Appearing with Masmoudi and Shahin, Georgetown professor Yvonne Haddad offered the one indication during the conference that all was not well with Islam. Haddad described a “panic” among the Middle East’s Christians as a “vanishing minority” who resented Muslim-majority domination expressed in terms for non-Muslim monotheists like “dhimmis.” In Syria there were “targeted killing of Christians,” something Haddad ascribed to rebel anger at Christian unwillingness to fight the Bashar Assad regime and not general Islamist persecution of non-Muslims. “Bush’s Spring” overthrowing Saddam Hussein in Iraq had also unleashed Islamist furies and Christian flight.

Yet Haddad’s assessments of Arab Christians” friends and foes were surprising. Discussing transient Western interventions in the Middle East going back to the Crusades that had always ultimately weakened Christian communities there, Haddad asserted that Arab Christians did not want outside rescuers. Denominational disputes with Western evangelists had also antagonized Arab Christians in the past.

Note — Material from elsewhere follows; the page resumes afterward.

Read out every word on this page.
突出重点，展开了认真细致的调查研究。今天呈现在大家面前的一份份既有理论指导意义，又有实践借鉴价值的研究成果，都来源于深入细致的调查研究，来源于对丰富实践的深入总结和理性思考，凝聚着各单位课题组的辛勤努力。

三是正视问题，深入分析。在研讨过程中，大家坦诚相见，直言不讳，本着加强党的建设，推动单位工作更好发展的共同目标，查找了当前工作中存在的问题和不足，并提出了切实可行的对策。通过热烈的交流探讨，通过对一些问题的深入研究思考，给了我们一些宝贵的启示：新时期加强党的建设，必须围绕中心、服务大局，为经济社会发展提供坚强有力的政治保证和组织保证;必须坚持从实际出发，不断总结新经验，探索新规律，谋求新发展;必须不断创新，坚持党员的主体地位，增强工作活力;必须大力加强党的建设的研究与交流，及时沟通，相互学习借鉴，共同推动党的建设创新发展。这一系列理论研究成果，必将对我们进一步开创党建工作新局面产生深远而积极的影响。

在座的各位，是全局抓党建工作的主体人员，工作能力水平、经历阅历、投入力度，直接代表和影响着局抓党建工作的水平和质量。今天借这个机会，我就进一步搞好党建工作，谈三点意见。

Israel is also no friend of Christians in Haddad’s view. One evangelical group’s online map of Christian persecution in the Middle East received her criticism for omitting Israel. Yet Israel is for Haddad a country that places Arab Christians and Muslims in “concentration camps,” an increasingly popular slander of Israel’s occupation of Palestinian territories. Christian Arab population statistics tell a different story, however, as indicated by me in a question to Haddad. In contrast to the Christian exodus from the Middle East noted by her, Christians in Israel have grown in number from 34,000 in 1949 to 125,000 in 2011. Jordanian rule over East Jerusalem from 1949 to 1967, meanwhile, saw the Christians there decline from 25,000 to fewer than 13,000.

Appearing on DeLong-Bas” morning panel, South Africa’s ambassador to the United States, Ebrahim Rasool, had called upon his audience “to embrace shared space” in an “exciting world of multiculturalism.” In such a world the existence of a “mosque in Cape Town” reciprocally demanded the allowance of a “church in Saudi Arabia.” This new paradigm also involved a “move away from competitive faith to cooperative faith” amidst a “declining carcass” of believers in an increasingly secularized world.

Interfaith harmony invocations, though, rang hollow at this morally inverted conference. While Islamism’s uniformly aggressive and authoritarian aspects went unexamined, conference panelists attributed prejudice and persecution almost exclusively to Christians and Jews. Yet concerns about Muslim-majority societies in the Arab Spring and elsewhere undergoing something other than Rasool’s described “surge for freedom” are hardly “useless,” pace Shahin. Nor does religious devotion always have a direct relationship with human decency, as Esposito’s reference to Sunni-Shia sectarianism indicates contrary to McLaren’s assertion.

Peace among peoples can only result from considered respect for principles such as human equality, something requiring rigorous intellectual inquiry and not the ACMCU”s Islamophile illusions. Rasool’s claim, for example, that Muslims have “no monopoly” upon a “fundamentalist-extremist mindset” given Israeli “fundamentalism” and Ronald Reagan and Margaret Thatcher’s “economic fundamentalism” deserves closer scrutiny. Rasool’s assertion with respect to Jews in the Third Reich and 1948 Israeli War for Independence Palestinian refugees that “we all carry the burdens of victimhood” is also suspect. Such examination necessary for Christian-Muslim or any other understanding, however, is unlikely ever to occur at Georgetown’s ACMCU.